When Parsons’ mother learned of this inaction by Robert Ware to in any way discipline the student who attacked her son, she called the school to complain. The result: Shockingly, the school took no action to discipline this student or take any other measures to stem this violent behavior. During the school’s April vacation break, Tyler Willette (the bullying leader, who originally ordered another student to hit Parsons in the head with a book,) reportedly tried to start two fistfights with Parsons near his home, and then tried to provoke an additional fight upon their return to school. Initially, Parsons declined to fight, but after another teacher (this time, a gym teacher,) failed to discipline Willette for violently charging Parsons in a gym class, Parsons decided he had no choice but to take corrective and defensive action on his own. Reluctantly, he agreed to face Willette in a ‘scheduled’ fight, in the hope that doing so would stop future harassment. News of the fight, set to take place on April 26 2006 inside a boys' bathroom, spread among the student body, as also did a threat by Willette, that he would break Parsons' leg with a karate strike. It gets worse: Even though both Robert Ware and Adam Colantuoni were observed monitoring a boys' bathroom on the day of the fight, (an activity that neither man typically engaged in, and which was evidence that both men knew this fight was going to take place,) neither man reportedly undertook any effort to intervene in the fight. If this inaction doesn't shock the conscience, it gets worse still: Both boys' English teacher, after learning from other students that the two boys were absent from class because of the fight taking place during that class period, did nothing to alert school administrators. At this point in this situation, that now numbered four (4) adult school administrators - all "trained professionals" receiving salaries and benefits - who did absolutely nothing to stop this escalating cycle of violence.

Yes, by all credible accounts, what you’re reading is all true.

In the boys’ bathroom, Willette attacked Parsons, shoving him, then kicking him in the legs with special katate moves as he had threatened to do, in the process fracturing Parsons' femur. Then, as Parsons lay on the floor with a broken leg, Willette punched him in the head twice. With Parsons crying out in pain, in a show of ‘mercy’, Willette and a friend then reportedly took Parsons to the school nurse. When Robert Ware (the school's "behavior management facilitator”, if you can believe that,) arrived at the nurse's office, Parsons, who had been crying, was unable to lift his swollen leg below the knee. Ware’s response (as recounted in the plaintiff’s complaint): He swore at young Parsons, telling him to "walk it off" and to follow him out of the nurse’s office. The nurse intervened, demanding that Ware be placed in a wheelchair, and she summoned an ambulance to transport Parsons immediately to the hospital.

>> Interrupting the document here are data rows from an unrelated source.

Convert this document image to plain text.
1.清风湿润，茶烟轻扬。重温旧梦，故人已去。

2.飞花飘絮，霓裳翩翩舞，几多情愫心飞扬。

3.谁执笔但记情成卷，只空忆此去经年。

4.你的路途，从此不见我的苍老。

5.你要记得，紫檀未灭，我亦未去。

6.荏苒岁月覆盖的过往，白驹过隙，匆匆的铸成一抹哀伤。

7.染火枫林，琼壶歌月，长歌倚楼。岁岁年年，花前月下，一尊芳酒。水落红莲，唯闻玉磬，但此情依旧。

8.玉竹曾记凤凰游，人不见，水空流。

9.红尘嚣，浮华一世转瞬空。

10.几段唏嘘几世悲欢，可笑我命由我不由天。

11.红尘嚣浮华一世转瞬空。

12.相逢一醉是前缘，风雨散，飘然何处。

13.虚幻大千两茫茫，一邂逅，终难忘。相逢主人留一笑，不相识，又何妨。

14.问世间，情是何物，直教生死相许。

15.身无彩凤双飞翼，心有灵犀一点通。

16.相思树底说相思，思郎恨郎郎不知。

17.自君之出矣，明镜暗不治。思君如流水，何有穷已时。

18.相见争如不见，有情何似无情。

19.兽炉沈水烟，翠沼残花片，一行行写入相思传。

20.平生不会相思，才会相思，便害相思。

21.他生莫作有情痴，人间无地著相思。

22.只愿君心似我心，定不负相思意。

Willette’s punishment for this aggravated assault and battery? Nothing but a brief suspension - a slap on the wrist. Robert Ware’s and Adam Colantuoni’s punishment for their shocking negligence and reckless indifference to this situation? Nothing of any consequence. They're still on the job, collecting their salaries. Nicholas Parsons? He suffered multiple surgeries and hospital stays as the result of his injuries, and suffered enormous emotional trauma. He'll carry those injuries the rest of his life.

Parsons and his parents subsequently sued the town, Ware and Colantuoni in Superior Court for negligence, intentional infliction of emotional distress and violations of the Massachusetts Declaration of Rights.

I’ll discuss the legal analysis and result that the court arrived at, and why I think it’s more of a disappointment than anything else, in my next post. In the meantime, let your anger and disgust over this story fuel you to put your school administrators – public and private – on notice that you’re not going to tolerate this reckless disregard for the safety of students, in your community. Otherwise, I have some news for you: It won't stop.